The vexed question of “Why”

But what if you can’t change the situation? What happens when a natural catastrophe destroys the very foundations of existence or the sudden unexpected death of a loved one tears your whole world apart? Naturally I can understand that people in such situations might moan now and then as they recognise that they can do nothing to change such blows of fate. I know the pain, the grief, the sadness but also the anger that arises from feeling completely powerless only too well from my own experience. 

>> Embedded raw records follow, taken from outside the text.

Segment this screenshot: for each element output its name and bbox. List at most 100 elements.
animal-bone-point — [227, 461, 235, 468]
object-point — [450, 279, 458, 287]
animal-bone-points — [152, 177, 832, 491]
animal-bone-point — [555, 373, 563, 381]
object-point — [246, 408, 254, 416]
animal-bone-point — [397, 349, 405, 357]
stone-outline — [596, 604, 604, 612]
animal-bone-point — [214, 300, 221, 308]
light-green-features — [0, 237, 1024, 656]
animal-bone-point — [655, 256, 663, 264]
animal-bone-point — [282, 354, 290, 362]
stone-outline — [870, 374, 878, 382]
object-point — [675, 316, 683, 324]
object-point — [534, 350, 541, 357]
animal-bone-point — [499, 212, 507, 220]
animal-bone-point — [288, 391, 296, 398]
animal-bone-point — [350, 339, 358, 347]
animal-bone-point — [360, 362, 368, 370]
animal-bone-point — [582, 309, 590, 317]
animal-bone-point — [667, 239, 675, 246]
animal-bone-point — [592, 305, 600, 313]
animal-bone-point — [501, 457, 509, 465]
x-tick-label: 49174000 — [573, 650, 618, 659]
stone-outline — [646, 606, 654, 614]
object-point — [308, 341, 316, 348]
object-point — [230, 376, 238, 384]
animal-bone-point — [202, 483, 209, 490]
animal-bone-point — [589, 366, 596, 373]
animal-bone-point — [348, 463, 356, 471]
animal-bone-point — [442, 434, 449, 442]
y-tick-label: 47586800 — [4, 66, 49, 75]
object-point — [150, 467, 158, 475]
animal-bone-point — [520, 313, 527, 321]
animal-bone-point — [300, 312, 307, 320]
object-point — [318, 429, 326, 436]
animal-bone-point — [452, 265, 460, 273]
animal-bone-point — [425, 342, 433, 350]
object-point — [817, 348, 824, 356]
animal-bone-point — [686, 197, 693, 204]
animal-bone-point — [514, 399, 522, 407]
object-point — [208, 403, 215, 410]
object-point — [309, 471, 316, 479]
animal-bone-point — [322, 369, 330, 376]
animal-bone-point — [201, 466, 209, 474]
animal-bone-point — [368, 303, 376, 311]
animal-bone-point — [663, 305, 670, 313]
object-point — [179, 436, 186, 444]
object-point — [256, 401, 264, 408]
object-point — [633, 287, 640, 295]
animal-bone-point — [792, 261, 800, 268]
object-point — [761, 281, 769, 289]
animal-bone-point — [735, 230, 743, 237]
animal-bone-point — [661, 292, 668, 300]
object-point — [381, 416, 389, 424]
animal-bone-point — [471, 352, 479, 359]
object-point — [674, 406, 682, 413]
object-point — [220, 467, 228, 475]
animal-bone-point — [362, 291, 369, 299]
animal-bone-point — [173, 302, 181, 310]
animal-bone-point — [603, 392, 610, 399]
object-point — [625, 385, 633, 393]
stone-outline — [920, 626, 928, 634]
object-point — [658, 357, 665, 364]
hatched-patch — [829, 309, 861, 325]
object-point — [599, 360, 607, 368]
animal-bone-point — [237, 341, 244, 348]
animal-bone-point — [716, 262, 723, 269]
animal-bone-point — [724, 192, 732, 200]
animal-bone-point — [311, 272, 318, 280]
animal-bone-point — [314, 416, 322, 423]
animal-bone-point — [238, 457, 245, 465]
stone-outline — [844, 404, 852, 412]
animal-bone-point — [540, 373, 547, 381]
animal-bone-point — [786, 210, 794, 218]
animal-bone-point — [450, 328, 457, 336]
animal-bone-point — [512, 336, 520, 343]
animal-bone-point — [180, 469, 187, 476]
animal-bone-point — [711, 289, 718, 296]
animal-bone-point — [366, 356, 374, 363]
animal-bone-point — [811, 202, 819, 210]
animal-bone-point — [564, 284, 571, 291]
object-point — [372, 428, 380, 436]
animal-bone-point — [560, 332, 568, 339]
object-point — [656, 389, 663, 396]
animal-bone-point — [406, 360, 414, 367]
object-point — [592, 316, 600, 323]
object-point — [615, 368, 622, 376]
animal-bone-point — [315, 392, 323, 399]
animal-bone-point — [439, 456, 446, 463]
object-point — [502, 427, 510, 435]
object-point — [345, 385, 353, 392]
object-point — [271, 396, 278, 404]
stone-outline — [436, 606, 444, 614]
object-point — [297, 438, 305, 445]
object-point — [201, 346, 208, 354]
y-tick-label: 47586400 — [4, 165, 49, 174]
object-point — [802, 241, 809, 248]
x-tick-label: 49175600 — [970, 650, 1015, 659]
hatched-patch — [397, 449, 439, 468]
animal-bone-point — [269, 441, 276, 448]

But even so, there is one question that I have never asked, a question that could easily have led into the realm of moaning and complaint, and that is the question of “why”. Why did OUBEY have to die so young? This question leads nowhere because it has no answer, at least not in this world. We are able to influence and shape our lives in such an infinite variety of ways and yet there are still things over which we simply have no control. It does help if we find it in ourselves to accept this. We haven’t understood the uncertainties of life if we blithely assume that we will be spared “the slings and arrows of outrageous fortune”, because they are all destined for other people, not ourselves. This is not something to be taken for granted.  

And this is why we should be grateful for all the good experiences and great times we’ve had and can still look forward to. Grateful people do not moan. 

The perception trap

People who moan are caught in a perception trap whereby you overlook the good things to see only the bad. When you concentrate exclusively on the bad things and only talk about them, there’s a kind of amplifying washback effect that makes the bad appear even worse. In short, moaning grows strong by feeding on itself. Moaning is a letter of complaint addressed to nobody in particular. It’s a way of relinquishing responsibility. Because if you moan loudly, you’ll get attention but won’t have to change anything. And probably some people don’t want to change anything anyway.  

That’s how it is

I‘ll stick with those people who first recognise reality for what it is without moaning and complaining about it. Now this certainly doesn’t mean that they’re accommodating and comfortable with everything – quite the contrary: that’s how it is doesn’t mean that’s how it always must stay. For me it’s just a springboard, a vantage point from which I can look out and consider what I can do with this here and now, and how it can be developed and changed. This gives birth to new possibilities which put excitement in life and make it interesting. 

For as long as we live, we are always capable of changing things – even of changing our own behaviour. There are the most incredible stories of people who have found their way out of seemingly hopeless situations which can serve as shining examples of what we can accomplish when we don’t moan even though life has tested us to our utmost limits.  

That’s how I try to live. And that’s what I wish all of you – including the woman at the next table.